Sur les aspects techniques, les viticulteurs ont également conscience que l’exigence qualitative de Courvoisier se poursuivra. Lors de la récolte 2017, la maison a tout particulièrement accompagné les bouilleurs de crus de l’ACBC en organisant des ateliers techniques axés sur la dégustation par petits groupes de 15-20 personnes pendant la période de distillation. « Nos métiers requièrent de plus en plus de technicité et beaucoup d’entre nous ont besoin d’accompagnements, explique François-Xavier Labrousse, l’initiative de 2017 était une bonne chose et lorsque c’est bien on en redemande ! indique-t-il à ses acheteurs. »

 

Millésime décevant en volumes, surprenant en qualité.

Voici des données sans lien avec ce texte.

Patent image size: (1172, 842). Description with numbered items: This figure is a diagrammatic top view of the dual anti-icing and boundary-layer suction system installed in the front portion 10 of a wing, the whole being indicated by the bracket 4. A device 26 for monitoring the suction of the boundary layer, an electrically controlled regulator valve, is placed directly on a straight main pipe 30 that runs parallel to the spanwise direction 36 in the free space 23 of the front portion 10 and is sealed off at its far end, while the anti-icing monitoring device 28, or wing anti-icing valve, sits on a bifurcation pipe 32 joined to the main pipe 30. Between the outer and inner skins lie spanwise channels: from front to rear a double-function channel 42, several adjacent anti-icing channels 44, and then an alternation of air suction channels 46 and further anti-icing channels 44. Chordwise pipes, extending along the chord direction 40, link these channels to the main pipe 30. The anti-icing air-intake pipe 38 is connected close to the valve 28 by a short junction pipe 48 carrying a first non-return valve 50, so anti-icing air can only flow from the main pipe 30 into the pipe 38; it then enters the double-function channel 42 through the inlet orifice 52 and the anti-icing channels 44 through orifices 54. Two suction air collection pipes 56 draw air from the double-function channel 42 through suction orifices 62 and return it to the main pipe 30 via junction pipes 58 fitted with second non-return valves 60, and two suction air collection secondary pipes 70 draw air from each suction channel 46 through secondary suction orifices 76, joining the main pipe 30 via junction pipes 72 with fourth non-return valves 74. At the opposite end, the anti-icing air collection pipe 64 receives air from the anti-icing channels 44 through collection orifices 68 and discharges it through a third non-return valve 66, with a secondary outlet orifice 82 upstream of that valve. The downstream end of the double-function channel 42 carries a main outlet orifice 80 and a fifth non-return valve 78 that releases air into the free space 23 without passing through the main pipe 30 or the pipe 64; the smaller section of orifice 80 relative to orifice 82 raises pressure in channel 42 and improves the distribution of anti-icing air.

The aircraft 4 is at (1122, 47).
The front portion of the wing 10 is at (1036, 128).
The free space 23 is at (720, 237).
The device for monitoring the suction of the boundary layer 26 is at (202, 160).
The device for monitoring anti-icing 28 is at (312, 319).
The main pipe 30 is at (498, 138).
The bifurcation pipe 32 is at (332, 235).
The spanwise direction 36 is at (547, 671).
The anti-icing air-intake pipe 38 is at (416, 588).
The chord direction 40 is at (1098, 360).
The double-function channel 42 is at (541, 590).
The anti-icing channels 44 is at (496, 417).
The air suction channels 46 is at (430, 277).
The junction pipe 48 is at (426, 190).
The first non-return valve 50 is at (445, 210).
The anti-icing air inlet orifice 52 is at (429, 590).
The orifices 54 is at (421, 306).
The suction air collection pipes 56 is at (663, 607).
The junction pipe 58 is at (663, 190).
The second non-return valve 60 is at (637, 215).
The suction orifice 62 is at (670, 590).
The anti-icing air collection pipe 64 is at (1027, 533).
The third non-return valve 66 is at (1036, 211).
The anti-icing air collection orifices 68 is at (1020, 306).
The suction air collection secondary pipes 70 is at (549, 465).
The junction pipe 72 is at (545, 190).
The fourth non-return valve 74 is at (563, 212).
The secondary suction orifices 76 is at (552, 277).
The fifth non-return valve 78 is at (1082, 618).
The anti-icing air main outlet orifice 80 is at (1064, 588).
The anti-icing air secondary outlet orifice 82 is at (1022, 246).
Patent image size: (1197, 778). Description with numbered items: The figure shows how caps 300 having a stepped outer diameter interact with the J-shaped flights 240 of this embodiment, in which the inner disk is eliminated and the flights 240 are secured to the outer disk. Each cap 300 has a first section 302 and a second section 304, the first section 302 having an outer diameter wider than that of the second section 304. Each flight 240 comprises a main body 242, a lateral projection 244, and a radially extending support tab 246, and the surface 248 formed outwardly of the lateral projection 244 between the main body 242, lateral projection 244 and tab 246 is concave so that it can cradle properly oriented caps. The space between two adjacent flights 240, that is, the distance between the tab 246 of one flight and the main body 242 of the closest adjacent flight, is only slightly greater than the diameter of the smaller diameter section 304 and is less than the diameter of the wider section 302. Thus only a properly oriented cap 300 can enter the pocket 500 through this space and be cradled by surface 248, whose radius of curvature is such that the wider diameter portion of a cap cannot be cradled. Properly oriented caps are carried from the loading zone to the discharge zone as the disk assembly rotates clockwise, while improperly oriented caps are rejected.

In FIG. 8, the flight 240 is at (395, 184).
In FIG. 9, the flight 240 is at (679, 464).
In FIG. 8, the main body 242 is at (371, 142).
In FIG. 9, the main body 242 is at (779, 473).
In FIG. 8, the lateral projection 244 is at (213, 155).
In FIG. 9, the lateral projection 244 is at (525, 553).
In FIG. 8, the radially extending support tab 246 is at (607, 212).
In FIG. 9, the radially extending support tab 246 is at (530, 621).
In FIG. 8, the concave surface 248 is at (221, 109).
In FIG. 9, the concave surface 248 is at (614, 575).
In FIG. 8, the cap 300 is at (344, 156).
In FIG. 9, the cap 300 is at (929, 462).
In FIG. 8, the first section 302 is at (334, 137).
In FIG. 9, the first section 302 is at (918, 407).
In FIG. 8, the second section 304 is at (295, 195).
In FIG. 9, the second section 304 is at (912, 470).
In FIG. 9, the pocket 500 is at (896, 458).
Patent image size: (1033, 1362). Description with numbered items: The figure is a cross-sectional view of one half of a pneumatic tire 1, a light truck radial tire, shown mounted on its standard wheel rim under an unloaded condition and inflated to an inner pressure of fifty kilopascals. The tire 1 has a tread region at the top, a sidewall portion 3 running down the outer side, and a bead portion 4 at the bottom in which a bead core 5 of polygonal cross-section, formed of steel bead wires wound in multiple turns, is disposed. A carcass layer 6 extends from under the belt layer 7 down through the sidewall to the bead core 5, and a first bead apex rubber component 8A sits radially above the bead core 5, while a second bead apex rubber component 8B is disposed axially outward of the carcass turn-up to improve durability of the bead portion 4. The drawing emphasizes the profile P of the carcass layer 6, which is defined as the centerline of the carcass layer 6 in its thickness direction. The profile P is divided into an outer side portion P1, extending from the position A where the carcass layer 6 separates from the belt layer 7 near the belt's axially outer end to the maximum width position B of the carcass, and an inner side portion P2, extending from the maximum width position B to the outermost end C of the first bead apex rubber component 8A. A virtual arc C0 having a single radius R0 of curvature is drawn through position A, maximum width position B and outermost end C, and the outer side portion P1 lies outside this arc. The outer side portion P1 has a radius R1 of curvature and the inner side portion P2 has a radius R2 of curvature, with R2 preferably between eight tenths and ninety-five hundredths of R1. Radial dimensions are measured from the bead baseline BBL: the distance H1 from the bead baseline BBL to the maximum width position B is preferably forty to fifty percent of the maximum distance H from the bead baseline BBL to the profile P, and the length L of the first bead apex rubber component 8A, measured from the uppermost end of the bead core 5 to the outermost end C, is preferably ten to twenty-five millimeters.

2 017 aura payé cher son arrogante précocité, et peut-être un peu plus dans ces zones de fins bois qui sont le bastion de la maison Courvoisier. À l’échelle du Vignoble, le gel de printemps a fait régresser la production de 16 % par rapport à 2016 mais l’approvisionnement de Courvoisier accuse un recul de plus de 18 % après réintégration des réserves climatiques. « Il va maintenant falloir avancer sans filets de sécurité » prévient Benoît de Sutter. Heureusement, comme pour compenser ces pertes les conditions du millésime se sont continuellement améliorées à partir du mois de juin jusqu’à la récolte. « Les écarts entre les vignes gelées et non gelées se sont progressivement réduits et la qualité des raisins fût, au final, très satisfaisante » explique dans le détail Joël Lavergne. Très vite, les fermentations malolactiques se sont enchaînées à la suite des fermentations alcooliques, du fait, notamment que les vins aient été très bien pourvus en acide malique. Sur le profil des eaux-de-vie, mêmes constats. L’acidité des vins a permis de tenir des niveaux de qualité et une finesse tout à fait remarquable sur les eaux-de-vie produites avec un effet lies bien marqué, pour les crus concernés. Cette qualité tout à fait remarquable s’est ressentie jusque dans les notes Au niveau des livreurs de vins, 86,5 % des vins et microdistillations ont obtenu une note de 14 qui est la note maximale pour la maison. Chez les bouilleurs de crus livrant en eaux-de-vie 00, la totalité des lots ont bénéficié d’une prime qualité dont 23 % à +5€hl ap et 77 % à +10€hl ap. Enfin, les eaux-de-vie livrées en 2017 par les bouilleurs de profession figurent parmi  les mieux notées de ces dernières années.

 

 

 


Sur les 7 derniers millésimes, la moyenne des notes d’eaux-de-vie des bouilleurs de profession est la plus élevée en 2017.

 

Se préparer aux enjeux de demain

Sensibles aux préoccupations dont leur a fait part leur acheteur, les présidents des 3 Sicas se disent prêts à relever les défis qui s’imposeront aux années prochaines : « Il y a parfois des prises de risque incontournables » explique Philippe Joly en détaillant les deux piliers qui seront, selon lui, les fondements de la viticulture de demain : L’environnement et un dimensionnement raisonnable du vignoble. Sur le premier point, les présidents sont unanimes pour convaincre leurs sociétaires. « Le message est très clair, martèle François Xavier Labrousse, il faut y aller et tous ! » et Philippe Joly de rajouter « C’est notre responsabilité sociétale qui est en jeu. Nous devons regagner la sympathie de nos riverains et peut-être même envisager de produire différemment avec le risque de générer des charges d’exploitations différentes. »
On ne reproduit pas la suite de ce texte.